Moira Dolan, M.D., medical consultant

"The so-called Diagnostic and Statistical Manual of Mental Disorders is really anything but diagnostic or statistical for that matter."

"…[T]here is no objective scientifically valid test which actually documents any physical, biochemical or anatomic abnormality in any mental illness."

Doris J. Rapp, M.D., environmental medical specialist and pediatric allergist, leading author including the book Is This Your Child?

"A wide variety of complaints, including over-activity, fatigue, bed-wetting, inappropriate behavior, and even epilepsy, in some children, may be due to allergies. Allergic infants can be so hyperactive that they rock their cribs about the room or bounce them off the walls and begin to walk earlier than normal. By isolating and correcting this, the child can be helped so that there are no symptoms and no need for drugs."

"If your child is exhibiting these types of behaviors, first take them to a competent doctor of environmental medicine and have them properly tested. It could not only make your parenting years much more enjoyable, it could save your child's life."

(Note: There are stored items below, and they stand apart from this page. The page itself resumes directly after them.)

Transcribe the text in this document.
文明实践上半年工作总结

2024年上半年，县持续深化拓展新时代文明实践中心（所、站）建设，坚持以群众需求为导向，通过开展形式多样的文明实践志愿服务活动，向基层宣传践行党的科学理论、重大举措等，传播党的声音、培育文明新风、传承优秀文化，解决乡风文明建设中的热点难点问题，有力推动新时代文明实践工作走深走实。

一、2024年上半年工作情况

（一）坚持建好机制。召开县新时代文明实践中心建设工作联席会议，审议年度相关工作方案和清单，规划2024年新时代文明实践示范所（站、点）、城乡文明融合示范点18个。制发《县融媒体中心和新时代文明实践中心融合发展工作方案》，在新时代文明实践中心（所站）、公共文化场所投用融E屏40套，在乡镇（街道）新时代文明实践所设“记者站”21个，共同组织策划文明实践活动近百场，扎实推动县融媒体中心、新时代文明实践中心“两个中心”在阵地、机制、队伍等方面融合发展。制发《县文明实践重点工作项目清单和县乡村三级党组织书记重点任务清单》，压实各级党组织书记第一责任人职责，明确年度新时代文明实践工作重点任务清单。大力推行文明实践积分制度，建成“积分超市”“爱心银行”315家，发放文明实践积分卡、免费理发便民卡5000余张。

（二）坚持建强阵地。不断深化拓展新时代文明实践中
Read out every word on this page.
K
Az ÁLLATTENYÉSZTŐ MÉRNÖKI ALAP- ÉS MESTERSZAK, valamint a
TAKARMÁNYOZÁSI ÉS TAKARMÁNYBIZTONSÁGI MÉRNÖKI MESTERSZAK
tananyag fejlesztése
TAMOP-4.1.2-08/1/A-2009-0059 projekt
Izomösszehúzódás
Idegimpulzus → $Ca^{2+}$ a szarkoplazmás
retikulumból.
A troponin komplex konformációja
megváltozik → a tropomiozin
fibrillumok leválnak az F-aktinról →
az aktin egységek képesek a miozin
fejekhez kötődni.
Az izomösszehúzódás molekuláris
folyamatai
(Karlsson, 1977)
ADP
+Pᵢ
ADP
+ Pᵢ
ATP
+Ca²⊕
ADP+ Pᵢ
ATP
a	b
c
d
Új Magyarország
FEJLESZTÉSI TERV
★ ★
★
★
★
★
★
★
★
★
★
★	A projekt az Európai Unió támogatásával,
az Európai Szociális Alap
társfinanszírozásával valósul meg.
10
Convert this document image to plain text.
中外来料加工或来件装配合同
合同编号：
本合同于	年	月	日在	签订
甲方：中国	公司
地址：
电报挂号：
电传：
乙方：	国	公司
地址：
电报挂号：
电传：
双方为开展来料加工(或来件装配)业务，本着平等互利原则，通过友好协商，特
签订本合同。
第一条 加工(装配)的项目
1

by KittyMeghanLeah2, Jul 25, 2005 12:00AM
I agree w/ wantaknow, do not kill 2 birds w/ one stone. I have found Klonopin to help me cope w/ zoloft withdrawls.  I also have tried to get off both at the same time, not a good idea at all, I was actually vomiting, hallucinating, dizzy, very anxious more so than before, and all kinds of sensory disorganization occurred.

I would not recommend or even try to get off 2 meds at one time. Klonopin should tide you over until you're ready to get off it, but be careful..  If you are getting off Klonopin try to do it very very very very slowlyyy or you can have seizures along w/ an array of unpleasant side effects.

I still am on Klonopin, and I don't know how I'll ever get off.

by KittyMeghanLeah2, Jul 31, 2005 12:00AM
Good news.. I'm off zoloft, been a week and an half, and I'm ok w/ nausea now.  I actually use Klonopin to cease nausea.  Some of the times during the last week I've felt so nauseous I wanted to smoke pot but I didn't do that.  Instead, I just popped my Klonopin and that seemed to help.  I'm trying hard not to up up my Klonopin dose, I only did that one time, took 2x the dosage but I'm back on track of "normal dosages."  I know I will have to wait at least 8 months before I even consider tapering off Klonopin.  And when that happens, I am not even sure I will ever get off of Klonopin.  I feel my brain is too dependent on it and it's very sensitive to any "lack of dose" and/or "delay of taking medication."  That's scary isn't it?